Das ist ein grandioser Gedanke, verbunden mit einer Fülle philosophischer Denkwürdigkeiten. Als eine wichtige Prämisse sei festgehalten, daß sich Goodmans Überlegungen durchaus ästhetisch auffassen lassen. Des öfteren verweist er den Leser auf Kunstwerke. Das ruft den anderwärts bereits gelesenen Zusammenhang zwischen erzeugen = [[pi]][[omicron]][[epsilon]][[iota]][[nu]] und der Wahrnehmung = [[alpha]][[iota]][[sigma]][[sigma]][[iota]] in Erinnerung, der uns darauf hinweist, daß das künstlerische Erzeugen eines Kunstwerkes von der Erzeugung eines x-beliebigen anderen Gegenstandes nicht durch Welten unterschieden ist. Einige Einwände werden durch die kühne These geweckt: Erzeugen wir tatsächlich Welten, wenn wir Kunstwerke produzieren? Verweisen uns Kunstwerke, Illusionen, Desiderate, alle Arten von Modellen, Hypothesen, Wünsche, Ziele, Motive usw. auf andere Welten, unabhängig davon, ob diese reale oder mögliche oder ideale Welten sind? Solche verklausulierten Behauptungen erwecken Neugier auf die sie stützenden Bedingungen und Voraussetzungen. Am ehesten lassen sich diese in Erfahrung bringen, wenn man an sich selbst die unangenehmsten Fragen richtet.

Goodmans Einstiegsfragen sind:

"In welchem Sinne genau gibt es viele Welten? Was unterscheidet echte von unechten Welten? Woraus bestehen sie? Wie werden sie erzeugt? Welche Rolle spielen Symbole bei der Erzeugung? Und wie ist das Erschaffen von Welten auf das Erkennen bezogen?"[1] Ich würde hinzufügen: Existiert ein Unterschied zwischen fiktiven und wirklichen Welten, bzw. ist ein solcher festzustellen? Wie steht es um unsere Auffassung über die Wahrheit von Sätzen einer Weltbeschreibung und die Realität einer Welt?

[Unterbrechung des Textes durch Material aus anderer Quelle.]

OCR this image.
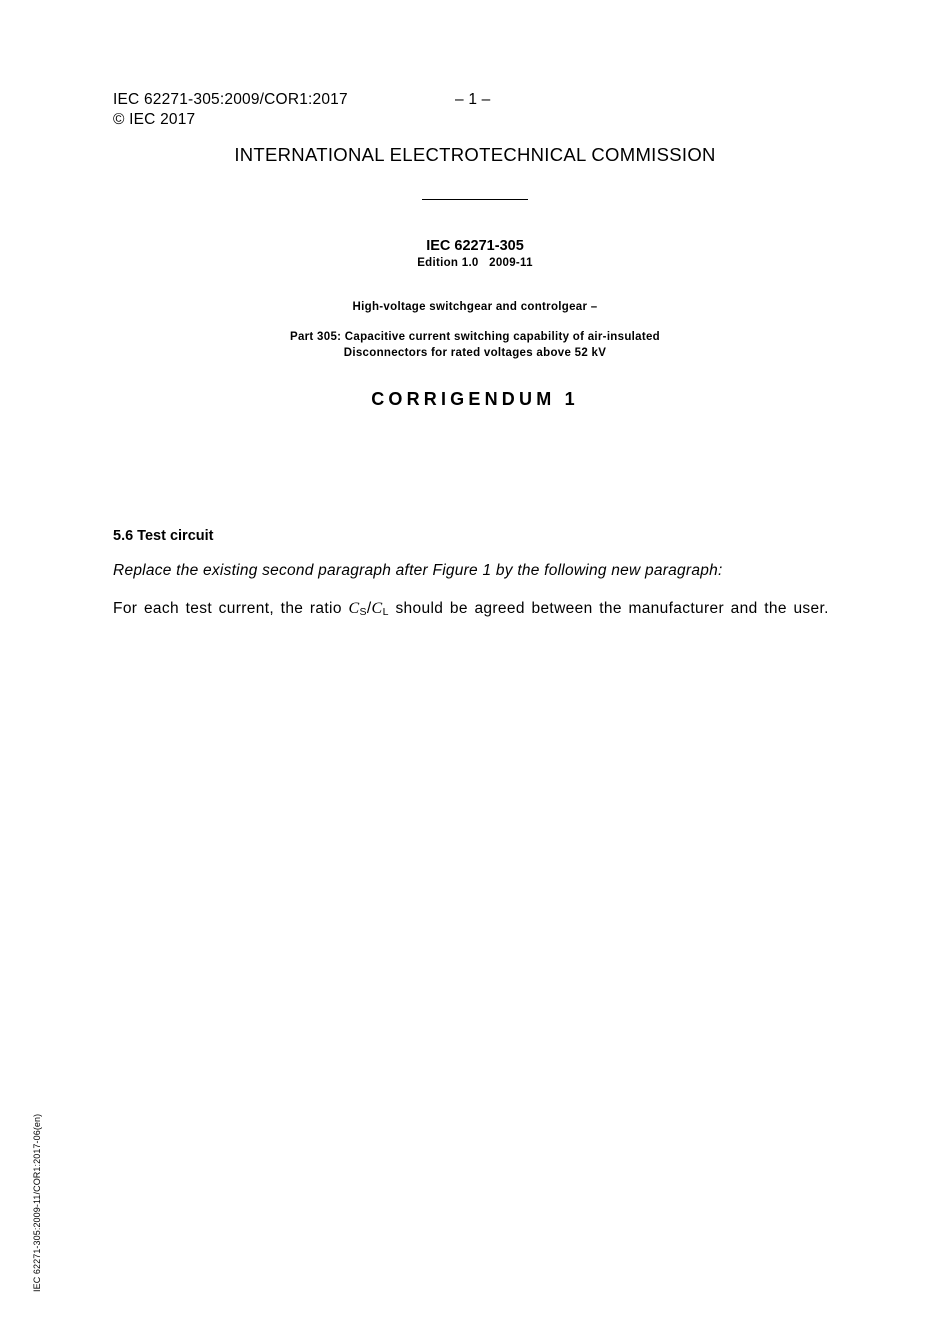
IEC 62271-305:2009/COR1:2017	– 1 –
© IEC 2017
INTERNATIONAL ELECTROTECHNICAL COMMISSION
IEC 62271-305
Edition 1.0   2009-11
High-voltage switchgear and controlgear –
Part 305: Capacitive current switching capability of air-insulated
Disconnectors for rated voltages above 52 kV
CORRIGENDUM 1
5.6 Test circuit
Replace the existing second paragraph after Figure 1 by the following new paragraph:
For each test current, the ratio CS/CL should be agreed between the manufacturer and the user.
IEC 62271-305:2009-11/COR1:2017-06(en)
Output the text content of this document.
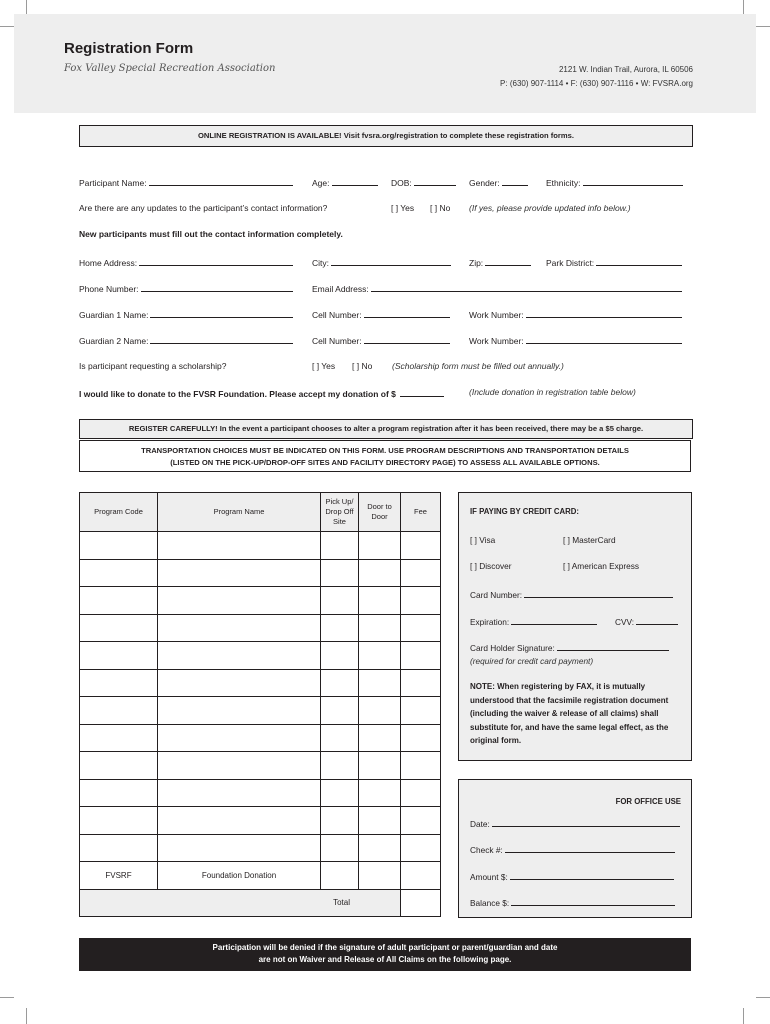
Registration Form
Fox Valley Special Recreation Association	2121 W. Indian Trail, Aurora, IL 60506
P: (630) 907-1114 • F: (630) 907-1116 • W: FVSRA.org
ONLINE REGISTRATION IS AVAILABLE! Visit fvsra.org/registration to complete these registration forms.
Participant Name:	Age:	DOB:	Gender:	Ethnicity:
Are there are any updates to the participant’s contact information?	[ ] Yes [ ] No (If yes, please provide updated info below.)
New participants must fill out the contact information completely.
Home Address:	City:	Zip:	Park District:
Phone Number:	Email Address:
Guardian 1 Name:	Cell Number:	Work Number:
Guardian 2 Name:	Cell Number:	Work Number:
Is participant requesting a scholarship?	[ ] Yes [ ] No (Scholarship form must be filled out annually.)
I would like to donate to the FVSR Foundation. Please accept my donation of $	(Include donation in registration table below)
REGISTER CAREFULLY! In the event a participant chooses to alter a program registration after it has been received, there may be a $5 charge.
TRANSPORTATION CHOICES MUST BE INDICATED ON THIS FORM. USE PROGRAM DESCRIPTIONS AND TRANSPORTATION DETAILS
(LISTED ON THE PICK-UP/DROP-OFF SITES AND FACILITY DIRECTORY PAGE) TO ASSESS ALL AVAILABLE OPTIONS.
Program Code	Program Name	Pick Up/ Drop Off Site	Door to Door	Fee

FVSRF	Foundation Donation			
Total				
IF PAYING BY CREDIT CARD:
[ ] Visa	[ ] MasterCard
[ ] Discover	[ ] American Express
Card Number:
Expiration:	CVV:
Card Holder Signature:
(required for credit card payment)
NOTE: When registering by FAX, it is mutually understood that the facsimile registration document (including the waiver & release of all claims) shall substitute for, and have the same legal effect, as the original form.
FOR OFFICE USE
Date:
Check #:
Amount $:
Balance $:
Participation will be denied if the signature of adult participant or parent/guardian and date
are not on Waiver and Release of All Claims on the following page.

Goodman untersucht zwei Aussagen, die unterschiedlichen Aussagensystemen anzugehören scheinen:

a: >>Die Sonne bewegt sich immer<<[2]

b: >>Die Sonne bewegt sich nie<<

Für sich genommen, ist jede dieser beiden Aussagen (in formaler Hinsicht) wahr, dennoch widerstreiten sie sich. Wie läßt sich dieser Widerstreit aber erklären?: Bei Frege finden wir einen wichtigen Hinweis für die Beantwortung dieser Frage in der Annahme des sogenannten Kontextprinzips, das in etwa lautet: die Wahrheit eines Satzes ergibt sich aus seiner Stellung im Kontext. Demzufolge ist Aussage a: in ihrem Kontext und Aussage b: in einem anderen Kontext wahr. Finden wir hier ein Indiz für die Annahme verschiedener Welten, da sich ja offensichtlich die Wahrheit von Aussage a: und Aussage b: wechselseitig ausschließen? Goodman schlägt folgendes vor:

1) Anzunehmen, daß a: und b: unvollständige Aussagen darstellen

2) Anzunehmen, daß a: und b: durch einen Verweis auf den Bezugsrahmen vervollständigt werden könnten.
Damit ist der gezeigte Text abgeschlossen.